Foundation’s Edge &
Foundation and Earth
by Isaac Asimov
Asimov’s Foundation Trilogy, published in novel form in 1951-53 was first conceived as a series of short stories in the 1940s. [See https://bookheathen.wordpress.com/2016/09/15/history-of-the-future/] Complete in themselves and as a unit, the three novels did not need a follow-up. Asimov turned his attention to other matters. Apart from a few unrelated sci-fi works and some short stories, his entire output for about thirty years was devoted to non-fiction books. Most – though not all – dealt with scientific subjects.
‘Slowly the Galaxy was turning so that it could be seen at right angles to the Galactic plane … a gigantic, glowing whirlpool, with curves of darkness, and knots of brightness, and a central all-but-featurless blaze.’
Suddenly, and maybe unexpectedly, in 1982, he returned to his Foundation stories. As he wrote himself ‘… fans kept asking me to continue … I kept refusing.’ The real pressure seems to have come from his publishers with a contract Asimov just couldn’t refuse. So he wrote Foundation’s Edge and, in 1986, followed that with Foundation and Earth. I was already a fan of his books so I went out and bought both.
Both novels are complete in themselves though, in Galactic years, the second follows immediately from the first. The chief protagonist is Golan Trevize, an outspoken councilman of the Foundation Federation, five hundred years after its founding on the planet Terminus. Believing the mysterious Second Foundation of psychohistorians still exists, he confides in a friend who promptly betrays him to the Mayor of Terminus, Harla Branno. Branno exiles him, gives him a state-of-the-art spaceship and tells him he can return only if he can locate this world of mind-adjusting psychologists. Accompanying Trevize is historian/mythologist Janov Pelorat, whose objective is to discover the planet of origin (Earth).

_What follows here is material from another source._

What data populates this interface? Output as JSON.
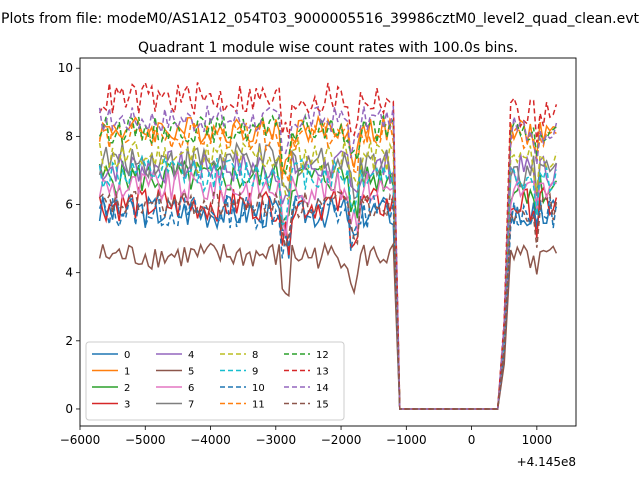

‘Trevize sat silently … he could hear Mayor Branno’s voice say firmly , “Free will!” Speaker Gendibal’s voice … “Guidance and peace! … “Novi’s voice … “Life!” ‘
Meantime, on the planet Trantor, Stor Gendibal, a Speaker of the Second Foundation, has his own problems. Gendibal too is a rebel in his society, and he too is sent – accompanied by the woman Sura Novi – on a quest to find and destroy the unknown entity that is apparently derailing the Seldon Plan.
Driven by their double mission, Trevize and Pelorat follow the trail to the planet Gaia, while Gendibal and Nova for different motives pursue a similar course. Foundation’s Edge ends with a rendezvous in space, a confrontation of several powerful forces at which Trevize must make a decision as to which Foundation, if any, should best rule the Galaxy.
‘It held out its hand and from Trevize’s right holster there emerged his blaster, while from his left holster there rose up his neuronic whip. Trevize snatched at his weapons but felt his arms held back as though by stiffly elastic bonds.’
Foundation and Earth narrates the further adventures of Trevize, Pelorat and the Gaian girl Bliss as they resume the search for Earth. Does it exist, or is it myth as many believe? And why have all records relating to it been removed from the planetary libraries? The renewed quest leads the three travelers into dangers they cannot possibly foresee, and against new adversaries, human and otherwise. Irresistibly drawn towards the original home of humanity, Trevize finally understands why he made the decision he did. But was it really his decision to make, or is the Galaxy already controlled by a more powerful force than either Foundation, or even than the mind of the benevolent Gaia?
‘Fallom closed her eyes. The note was softer now and under firmer control. The flute played by itself, manoevred by no fingers but moved by distant energy, transduced through the still immature lobes of Fallom’s brain.’
Foundation’s Edge is every bit as good as the original trilogy, and I enjoyed it as much as I did when I read it many years ago. Foundation and Earth – for someone who has followed the stories thus far – suffers in parts from too much unnecessary repetition. However, it is still a worthy conclusion to the epic, full a twists and driven forward by Asimov’s masterly dialogue.